The Manipulative Association of Chartered Physiotherapists (MACP), recently renamed the Musculoskeletal Association of Chartered Physiotherapists, is recognised as the UK’s specialist manipulative therapy group by the International Federation of Orthopaedic Manipulative Physical Therapists, and has approximately 1100 members. The UK statutory Osteopathic Register lists approximately 5300 osteopaths. Thus, collectively, there are approximately twice as many osteopaths and manipulating physiotherapists as there are chiropractors currently practising spinal manipulation in the UK.

END OF QUOTE

To me this sounds almost as though the RCC is saying something like this:

  1. We are very much like physiotherapists and therefore all the positive evidence for physiotherapy is really also our evidence. So, critics of chiropractic’s lack of sound evidence-base, get lost!
  2. The new NICE guidelines were a real blow to us, but we now try to spin them such that consumers don’t realise that chiropractic is no longer recommended as a first-line therapy.
  3. In any case, other professions also occasionally use those questionable spinal manipulations (and they are even more numerous). So, any criticism  of spinal manipulation  should not be directed at us but at physios and osteopaths.
  4. We know, of course, that chiropractors treat lots of non-spinal conditions (asthma, bed-wetting, infant colic etc.). Yet we try our very best to hide this fact and pretend that we are all focussed on back pain. This avoids admitting that, for all such conditions, the evidence suggests our manipulations to be worst than useless.

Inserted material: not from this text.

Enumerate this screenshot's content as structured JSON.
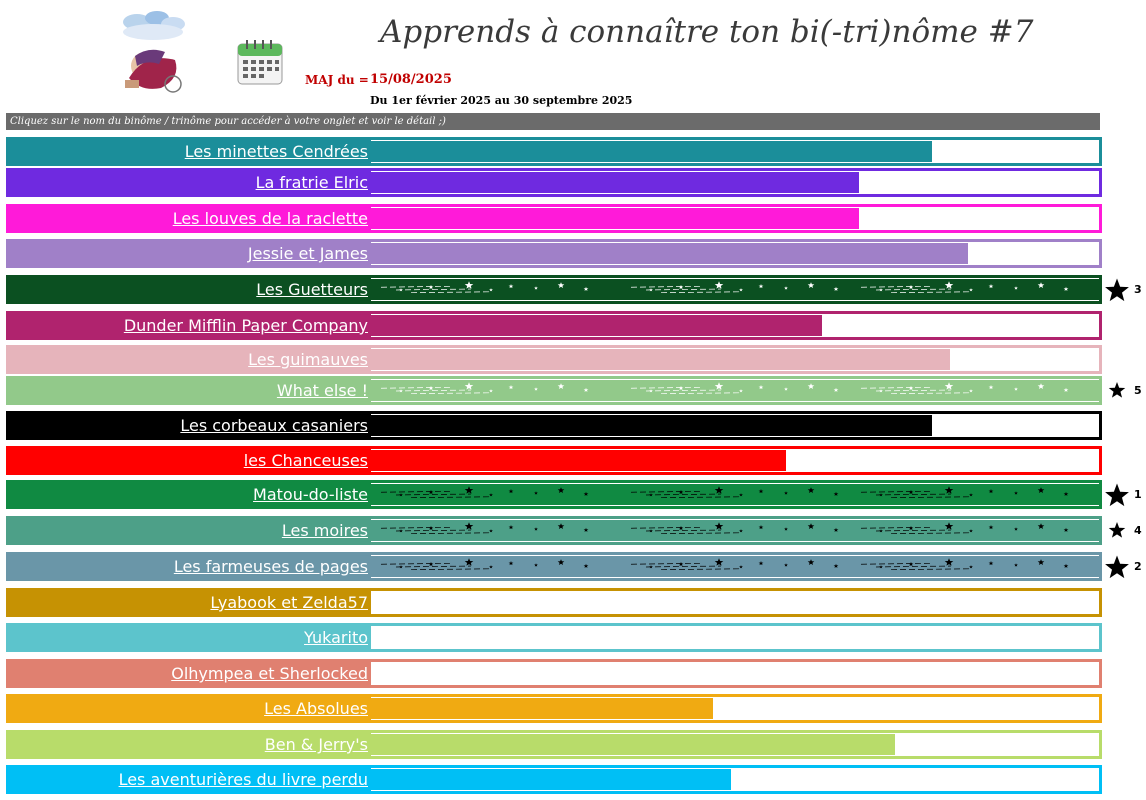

Personally, I find the RCC-strategy very understandable; after all, the RCC has to try to save the bacon for UK chiropractors. Yet, it is nevertheless an attempt at misleading the public about what is really going on. And even, if someone is sufficiently naïve to swallow this spin, one question emerges loud and clear: if chiropractic is just a limited version of physiotherapy, why don’t we simply use physiotherapists for back problems and forget about chiropractors?

(In case the RCC change their mind and want to listen to me elaborating on these themes, my offer for a free lecture still stands!)